Wednesday - March 2, 2005


RALEIGH - United States Attorney Frank D. Whitney announced that a federal grand jury sitting in Raleigh on Wednesday, March 2, 2005, returned a True Bill of Indictment charging PANJAK PARMER and MOHAMMED KHEIRALLAH NASSER with conspiracy and visa fraud.

PARMER, 47, of 8804 Bluffpoint Court, Raleigh, N. C., and NASSER, 26, of 717 Chappell Road, Apt. G, Raleigh, N. C., were charged with one count of conspiracy to commit visa fraud and one count of visa fraud. If convicted as charged, each could receive a maximum sentence of five years imprisonment, a $250,000.00 fine, and three years of supervised release on the conspiracy charge, and 10 years imprisonment, a fine of $250,000.00, and three years of supervised release on the fraud charge.

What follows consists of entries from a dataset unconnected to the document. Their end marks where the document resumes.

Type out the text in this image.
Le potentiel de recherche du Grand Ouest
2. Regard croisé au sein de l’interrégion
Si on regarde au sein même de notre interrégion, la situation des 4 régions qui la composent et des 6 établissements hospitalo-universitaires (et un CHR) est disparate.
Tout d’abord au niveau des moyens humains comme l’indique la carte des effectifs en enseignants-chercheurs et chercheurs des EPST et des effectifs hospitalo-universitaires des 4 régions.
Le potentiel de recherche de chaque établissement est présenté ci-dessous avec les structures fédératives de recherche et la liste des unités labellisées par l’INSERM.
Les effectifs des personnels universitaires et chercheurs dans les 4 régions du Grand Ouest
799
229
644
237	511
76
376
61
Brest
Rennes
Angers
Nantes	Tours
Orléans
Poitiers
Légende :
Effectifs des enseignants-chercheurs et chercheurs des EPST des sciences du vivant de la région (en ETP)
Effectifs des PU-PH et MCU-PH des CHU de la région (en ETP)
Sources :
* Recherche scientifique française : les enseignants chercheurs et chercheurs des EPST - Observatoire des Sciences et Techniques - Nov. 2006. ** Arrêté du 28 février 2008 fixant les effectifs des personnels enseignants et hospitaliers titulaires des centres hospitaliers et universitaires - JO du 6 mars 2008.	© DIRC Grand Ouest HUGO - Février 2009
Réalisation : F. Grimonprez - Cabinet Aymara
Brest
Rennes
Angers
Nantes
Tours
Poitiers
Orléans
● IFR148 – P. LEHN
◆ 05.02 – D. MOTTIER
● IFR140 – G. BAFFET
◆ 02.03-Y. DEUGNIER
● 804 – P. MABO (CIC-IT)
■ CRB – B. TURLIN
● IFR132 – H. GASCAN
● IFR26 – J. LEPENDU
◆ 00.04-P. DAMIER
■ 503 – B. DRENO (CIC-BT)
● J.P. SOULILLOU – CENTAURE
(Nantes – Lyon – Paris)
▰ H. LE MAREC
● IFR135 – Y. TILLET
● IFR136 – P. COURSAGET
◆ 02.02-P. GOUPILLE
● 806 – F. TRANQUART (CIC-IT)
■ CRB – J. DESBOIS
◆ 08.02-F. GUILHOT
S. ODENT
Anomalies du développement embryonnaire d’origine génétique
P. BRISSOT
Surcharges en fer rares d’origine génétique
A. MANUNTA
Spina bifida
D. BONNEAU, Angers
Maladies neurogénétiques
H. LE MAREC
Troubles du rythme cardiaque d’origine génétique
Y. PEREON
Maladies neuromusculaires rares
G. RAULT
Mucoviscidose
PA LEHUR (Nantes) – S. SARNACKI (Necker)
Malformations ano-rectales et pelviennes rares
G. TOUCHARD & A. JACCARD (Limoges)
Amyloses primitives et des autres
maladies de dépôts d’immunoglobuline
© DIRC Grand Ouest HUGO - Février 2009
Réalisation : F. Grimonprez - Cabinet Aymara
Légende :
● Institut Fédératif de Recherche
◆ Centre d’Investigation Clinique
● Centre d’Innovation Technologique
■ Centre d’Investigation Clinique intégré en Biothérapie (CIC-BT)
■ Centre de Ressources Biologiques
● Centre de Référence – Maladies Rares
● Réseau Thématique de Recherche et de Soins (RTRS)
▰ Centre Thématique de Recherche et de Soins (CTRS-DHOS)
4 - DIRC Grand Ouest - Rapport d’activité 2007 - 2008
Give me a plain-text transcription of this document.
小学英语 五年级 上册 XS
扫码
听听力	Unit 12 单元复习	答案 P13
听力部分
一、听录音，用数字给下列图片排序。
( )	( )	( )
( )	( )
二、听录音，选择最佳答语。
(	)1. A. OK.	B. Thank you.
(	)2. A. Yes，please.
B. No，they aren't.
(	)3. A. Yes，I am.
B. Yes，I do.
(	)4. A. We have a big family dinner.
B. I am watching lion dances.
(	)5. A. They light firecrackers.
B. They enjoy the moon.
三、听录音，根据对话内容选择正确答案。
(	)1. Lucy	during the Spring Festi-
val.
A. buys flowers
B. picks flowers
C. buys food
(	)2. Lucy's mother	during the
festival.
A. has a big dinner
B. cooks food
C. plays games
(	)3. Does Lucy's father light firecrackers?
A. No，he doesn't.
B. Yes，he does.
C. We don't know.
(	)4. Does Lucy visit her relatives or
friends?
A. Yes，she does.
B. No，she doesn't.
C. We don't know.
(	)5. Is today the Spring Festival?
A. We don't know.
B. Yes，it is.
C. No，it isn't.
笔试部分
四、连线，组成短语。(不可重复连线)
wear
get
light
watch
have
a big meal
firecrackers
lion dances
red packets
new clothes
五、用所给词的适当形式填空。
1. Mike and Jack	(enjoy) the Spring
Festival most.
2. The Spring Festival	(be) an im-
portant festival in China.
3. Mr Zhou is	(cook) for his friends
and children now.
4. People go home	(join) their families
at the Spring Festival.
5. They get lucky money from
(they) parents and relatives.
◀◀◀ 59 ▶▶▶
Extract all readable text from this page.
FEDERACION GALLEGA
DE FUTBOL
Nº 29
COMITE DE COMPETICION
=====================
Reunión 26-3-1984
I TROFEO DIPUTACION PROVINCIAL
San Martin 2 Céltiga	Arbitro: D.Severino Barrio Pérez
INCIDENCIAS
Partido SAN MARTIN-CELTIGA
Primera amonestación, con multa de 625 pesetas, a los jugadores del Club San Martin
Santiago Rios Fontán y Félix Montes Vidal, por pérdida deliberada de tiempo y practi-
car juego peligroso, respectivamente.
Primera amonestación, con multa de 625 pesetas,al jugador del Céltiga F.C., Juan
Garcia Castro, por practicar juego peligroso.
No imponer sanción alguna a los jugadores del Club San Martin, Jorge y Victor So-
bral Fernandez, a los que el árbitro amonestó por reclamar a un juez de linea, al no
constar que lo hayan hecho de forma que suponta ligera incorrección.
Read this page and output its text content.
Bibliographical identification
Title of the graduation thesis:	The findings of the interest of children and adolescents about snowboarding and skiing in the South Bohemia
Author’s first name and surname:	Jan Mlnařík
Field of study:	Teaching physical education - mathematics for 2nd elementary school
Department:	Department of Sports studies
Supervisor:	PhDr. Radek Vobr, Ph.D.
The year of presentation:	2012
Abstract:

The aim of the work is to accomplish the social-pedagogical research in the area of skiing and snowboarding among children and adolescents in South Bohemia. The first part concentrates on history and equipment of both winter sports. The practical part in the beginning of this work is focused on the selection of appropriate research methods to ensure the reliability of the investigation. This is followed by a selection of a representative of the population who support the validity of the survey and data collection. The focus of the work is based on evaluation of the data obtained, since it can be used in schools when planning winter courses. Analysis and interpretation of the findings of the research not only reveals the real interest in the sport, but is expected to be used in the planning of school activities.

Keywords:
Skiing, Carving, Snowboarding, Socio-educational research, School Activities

According to the Indictment, PARMER and NASSER conspired to obtain fraudulently a Non-Immigrant Visa Classification, Class H1B1, for NASSER, who was then in the United States on an F1 Student Visa. The Class H1B1 would grant him Specialty Occupation Worker status and thereby entitle him to residency and employment in the United States. The Indictment alleges that PARMER filed false representations with the United States Immigration and Naturalization Service, which claimed that NASSER was and would continue to be employed as a Computer Network Analyst at a salary of $45,000.00, by business enterprises controlled by PARMER. The indictment further alleges that NASSER and PARMER both knew that no such position existed in PARMER's enterprises and that NASSER was employed as a gas station and convenience store attendant at a much lower salary. PARMER and NASSER allegedly sought the H1B1 Specialty Occupation Worker, Non-Immigrant Visa for NASSER on or about November 27, 2002.

Investigation of the case was conducted by the Office of Investigations, U. S. Immigration and Customs Enforcement (ICE). Assistant U. S. Attorney John S. Bowler is prosecuting the case for the United States.

An indictment is only a charge and is not evidence of guilt. The defendants are entitled to a fair trial in which it will be the government's burden to prove guilt beyond a reasonable doubt. A trial date has not been set. Both defendants are in federal custody.